Newsletter: Toxic Algae Linked to ALS, Alzheimer’s

By Peter Girard

This summer’s toxic algae blooms may have far-reaching health implications that radically alter the debate over water management in South Florida.

Public health concerns came up frequently at last week’s Everglades Coalition annual conference, including building evidence that exposure to toxic blue-green algae blooms can be linked to increased cancer rates and neurological diseases like ALS and Alzheimer’s. Worse, touching the water – even when algae aren’t visible – and even breathing near the shore may expose people to deadly toxins whose affects can take years to surface.

One audience member put it bluntly to a panel including the University of Miami’s Dr. Larry Brand: Do we have to wait 20 years for an epidemic of liver cancer to acknowledge the seriousness of this problem?

 Cyanobacteria in the St. Lucie

The answer is not necessarily “yes.” Although state officials were conspicuously absent from the conference for the first time in years, scientists and engineers from federal agencies repeated their willingness to speed up the planning and work to reduce discharges by storing and treating water south of the lake. Yesterday a Florida Senate subcommittee held a workshop to discuss buying land for the project, the centerpiece of Senate President Joe Negron’s proposal to cut the discharges.

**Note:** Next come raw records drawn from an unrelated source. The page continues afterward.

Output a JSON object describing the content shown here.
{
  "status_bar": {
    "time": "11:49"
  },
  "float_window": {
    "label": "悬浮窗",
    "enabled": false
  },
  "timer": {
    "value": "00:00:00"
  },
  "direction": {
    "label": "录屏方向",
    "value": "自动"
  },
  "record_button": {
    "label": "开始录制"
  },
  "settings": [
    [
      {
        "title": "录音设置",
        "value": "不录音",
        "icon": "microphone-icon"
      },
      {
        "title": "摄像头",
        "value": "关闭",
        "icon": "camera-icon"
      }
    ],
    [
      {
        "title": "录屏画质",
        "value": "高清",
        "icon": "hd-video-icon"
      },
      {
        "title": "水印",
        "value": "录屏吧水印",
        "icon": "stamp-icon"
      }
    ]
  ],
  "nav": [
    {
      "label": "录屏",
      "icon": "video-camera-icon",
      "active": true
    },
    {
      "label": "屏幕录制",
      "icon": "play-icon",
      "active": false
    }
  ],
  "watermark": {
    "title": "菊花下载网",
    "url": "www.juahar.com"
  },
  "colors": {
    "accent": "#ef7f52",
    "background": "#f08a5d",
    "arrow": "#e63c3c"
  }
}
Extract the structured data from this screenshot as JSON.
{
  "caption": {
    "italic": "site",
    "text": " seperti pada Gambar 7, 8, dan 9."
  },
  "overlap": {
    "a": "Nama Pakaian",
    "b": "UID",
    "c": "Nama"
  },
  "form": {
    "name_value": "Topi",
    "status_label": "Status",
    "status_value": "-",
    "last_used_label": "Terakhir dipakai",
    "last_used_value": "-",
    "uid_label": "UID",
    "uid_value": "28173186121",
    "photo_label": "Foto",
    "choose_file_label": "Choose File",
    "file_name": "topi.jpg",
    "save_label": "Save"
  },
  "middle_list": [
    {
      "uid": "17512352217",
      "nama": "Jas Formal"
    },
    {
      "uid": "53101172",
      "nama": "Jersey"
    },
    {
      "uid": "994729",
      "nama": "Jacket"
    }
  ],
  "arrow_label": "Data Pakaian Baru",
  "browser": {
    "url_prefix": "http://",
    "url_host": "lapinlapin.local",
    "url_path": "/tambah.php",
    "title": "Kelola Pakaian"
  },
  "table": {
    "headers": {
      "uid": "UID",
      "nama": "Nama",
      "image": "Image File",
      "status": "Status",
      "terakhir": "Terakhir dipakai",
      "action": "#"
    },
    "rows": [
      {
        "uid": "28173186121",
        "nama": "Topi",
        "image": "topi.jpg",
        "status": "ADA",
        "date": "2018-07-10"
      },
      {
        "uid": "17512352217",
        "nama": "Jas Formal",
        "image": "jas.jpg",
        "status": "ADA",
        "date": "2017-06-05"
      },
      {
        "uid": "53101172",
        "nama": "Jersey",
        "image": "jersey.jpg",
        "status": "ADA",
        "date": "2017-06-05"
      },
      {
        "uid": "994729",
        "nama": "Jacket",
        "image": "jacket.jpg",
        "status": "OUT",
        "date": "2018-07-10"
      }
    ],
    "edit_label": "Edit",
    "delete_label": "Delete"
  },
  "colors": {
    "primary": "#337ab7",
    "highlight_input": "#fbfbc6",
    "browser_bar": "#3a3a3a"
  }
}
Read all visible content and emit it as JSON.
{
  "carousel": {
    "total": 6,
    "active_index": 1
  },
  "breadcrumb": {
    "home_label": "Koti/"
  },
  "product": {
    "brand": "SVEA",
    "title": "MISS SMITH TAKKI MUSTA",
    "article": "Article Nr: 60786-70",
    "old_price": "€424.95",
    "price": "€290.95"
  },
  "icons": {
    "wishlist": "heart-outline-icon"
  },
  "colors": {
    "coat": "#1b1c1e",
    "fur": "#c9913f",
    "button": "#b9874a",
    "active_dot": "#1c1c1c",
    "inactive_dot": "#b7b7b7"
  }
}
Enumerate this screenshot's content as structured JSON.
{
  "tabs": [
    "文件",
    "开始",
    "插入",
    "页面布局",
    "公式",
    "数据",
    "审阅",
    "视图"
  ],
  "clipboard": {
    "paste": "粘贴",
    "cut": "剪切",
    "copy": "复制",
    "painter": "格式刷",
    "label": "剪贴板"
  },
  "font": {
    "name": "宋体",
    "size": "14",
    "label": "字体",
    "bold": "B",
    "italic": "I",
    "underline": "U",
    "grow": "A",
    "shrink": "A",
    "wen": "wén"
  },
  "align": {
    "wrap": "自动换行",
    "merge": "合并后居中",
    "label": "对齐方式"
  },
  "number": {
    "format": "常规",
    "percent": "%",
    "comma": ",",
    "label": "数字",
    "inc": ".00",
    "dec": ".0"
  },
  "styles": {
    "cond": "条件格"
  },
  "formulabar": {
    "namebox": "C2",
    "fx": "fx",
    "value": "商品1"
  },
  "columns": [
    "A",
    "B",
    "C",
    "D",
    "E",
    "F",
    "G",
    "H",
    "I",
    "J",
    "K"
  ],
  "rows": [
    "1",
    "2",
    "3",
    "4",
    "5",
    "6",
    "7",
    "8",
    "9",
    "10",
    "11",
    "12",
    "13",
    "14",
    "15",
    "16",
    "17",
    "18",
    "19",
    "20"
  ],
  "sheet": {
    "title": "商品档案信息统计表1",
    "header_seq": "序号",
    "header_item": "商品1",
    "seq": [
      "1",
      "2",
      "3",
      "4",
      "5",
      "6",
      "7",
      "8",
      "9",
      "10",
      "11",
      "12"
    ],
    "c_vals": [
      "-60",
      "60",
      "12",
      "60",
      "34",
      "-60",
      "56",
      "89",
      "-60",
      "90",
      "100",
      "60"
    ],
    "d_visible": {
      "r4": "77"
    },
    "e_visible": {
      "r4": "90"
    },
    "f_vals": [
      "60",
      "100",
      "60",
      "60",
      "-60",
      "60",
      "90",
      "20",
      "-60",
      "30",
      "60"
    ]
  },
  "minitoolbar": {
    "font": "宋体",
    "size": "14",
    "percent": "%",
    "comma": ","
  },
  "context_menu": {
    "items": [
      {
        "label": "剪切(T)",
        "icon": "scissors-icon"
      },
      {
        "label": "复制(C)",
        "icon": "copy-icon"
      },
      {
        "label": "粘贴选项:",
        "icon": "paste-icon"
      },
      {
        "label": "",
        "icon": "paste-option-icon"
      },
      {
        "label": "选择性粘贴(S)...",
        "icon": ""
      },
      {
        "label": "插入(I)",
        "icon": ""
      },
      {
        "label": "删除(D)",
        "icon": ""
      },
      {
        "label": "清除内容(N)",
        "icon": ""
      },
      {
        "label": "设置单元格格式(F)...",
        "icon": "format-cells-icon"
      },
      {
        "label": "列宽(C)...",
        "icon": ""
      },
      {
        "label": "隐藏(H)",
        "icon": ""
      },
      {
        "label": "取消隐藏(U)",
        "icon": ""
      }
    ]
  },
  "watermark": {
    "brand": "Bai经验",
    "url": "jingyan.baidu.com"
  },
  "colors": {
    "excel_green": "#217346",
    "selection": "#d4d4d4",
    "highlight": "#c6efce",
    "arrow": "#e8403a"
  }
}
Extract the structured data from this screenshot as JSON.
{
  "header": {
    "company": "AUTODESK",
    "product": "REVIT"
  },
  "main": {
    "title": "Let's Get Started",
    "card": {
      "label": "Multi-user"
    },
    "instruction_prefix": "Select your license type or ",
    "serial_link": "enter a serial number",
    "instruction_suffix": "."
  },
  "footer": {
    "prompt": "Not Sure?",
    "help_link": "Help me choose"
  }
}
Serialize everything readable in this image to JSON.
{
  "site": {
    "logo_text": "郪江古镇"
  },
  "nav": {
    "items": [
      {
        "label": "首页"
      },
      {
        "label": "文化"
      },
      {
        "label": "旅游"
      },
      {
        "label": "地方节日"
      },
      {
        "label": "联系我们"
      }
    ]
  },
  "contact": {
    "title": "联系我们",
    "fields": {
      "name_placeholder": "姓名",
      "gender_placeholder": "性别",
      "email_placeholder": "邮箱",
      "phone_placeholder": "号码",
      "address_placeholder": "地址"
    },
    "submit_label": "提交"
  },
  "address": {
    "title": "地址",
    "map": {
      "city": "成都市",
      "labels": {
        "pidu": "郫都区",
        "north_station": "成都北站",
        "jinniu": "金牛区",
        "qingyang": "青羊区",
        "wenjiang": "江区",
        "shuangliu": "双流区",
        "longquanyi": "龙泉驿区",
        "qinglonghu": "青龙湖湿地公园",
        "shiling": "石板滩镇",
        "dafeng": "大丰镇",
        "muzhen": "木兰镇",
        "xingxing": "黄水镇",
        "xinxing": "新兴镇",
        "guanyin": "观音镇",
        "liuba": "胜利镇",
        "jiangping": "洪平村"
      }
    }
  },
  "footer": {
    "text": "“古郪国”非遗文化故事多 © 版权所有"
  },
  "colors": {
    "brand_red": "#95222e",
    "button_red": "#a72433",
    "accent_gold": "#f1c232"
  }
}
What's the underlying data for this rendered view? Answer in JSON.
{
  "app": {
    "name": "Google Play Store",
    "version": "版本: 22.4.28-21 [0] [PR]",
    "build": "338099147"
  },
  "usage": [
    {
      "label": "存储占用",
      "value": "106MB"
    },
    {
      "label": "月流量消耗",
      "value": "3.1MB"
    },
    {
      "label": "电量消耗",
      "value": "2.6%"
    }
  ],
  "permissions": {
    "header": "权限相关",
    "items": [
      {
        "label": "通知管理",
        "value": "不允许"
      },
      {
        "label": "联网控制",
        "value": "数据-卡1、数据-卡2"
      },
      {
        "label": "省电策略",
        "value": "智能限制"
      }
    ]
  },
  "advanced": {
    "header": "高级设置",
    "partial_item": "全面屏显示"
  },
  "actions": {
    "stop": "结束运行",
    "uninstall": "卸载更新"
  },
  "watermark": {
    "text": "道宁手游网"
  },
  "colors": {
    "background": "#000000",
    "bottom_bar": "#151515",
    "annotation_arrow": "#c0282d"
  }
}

Dr. Thomas Van Lent of the Everglades Foundation explained at the conference that no other solution can be practically expected to work, and that work on Everglades restoration is legally required to prioritize reducing discharges. The US Army Corps of Engineers’ Brig.-Gen. David Turner and Col. Jason Kirk reiterated their willingness to move faster on southern storage – but not without cooperation from the state of Florida.

The South Florida Water Management District responded by attacking the science and the plan. This was no surprise. Rick Scott’s appointees to the SFWMD board are increasingly aligned with the sugar industry, and increasingly hostile to the solution that scientists insist is the only real way to reduce toxic discharges: a dynamic reservoir and systematic water treatment in the Everglades Agriculture Area.

As more findings emerge connecting the toxic algae discharges to life-threatening cancers, brain and nervous system disorders, the state’s position moves closer to willfully exposing nearly a million people on both coasts to a spectrum of known toxins. The human health costs could be staggering.

We haven’t seen a draft of Sen. Negron’s bill, but we adamantly support the scientists and federal authorities calling for quick action to acquire the necessary land and begin the project to reduce these discharges. One comment at the conference captured it grimly: This is our Flint. We can’t let it stand.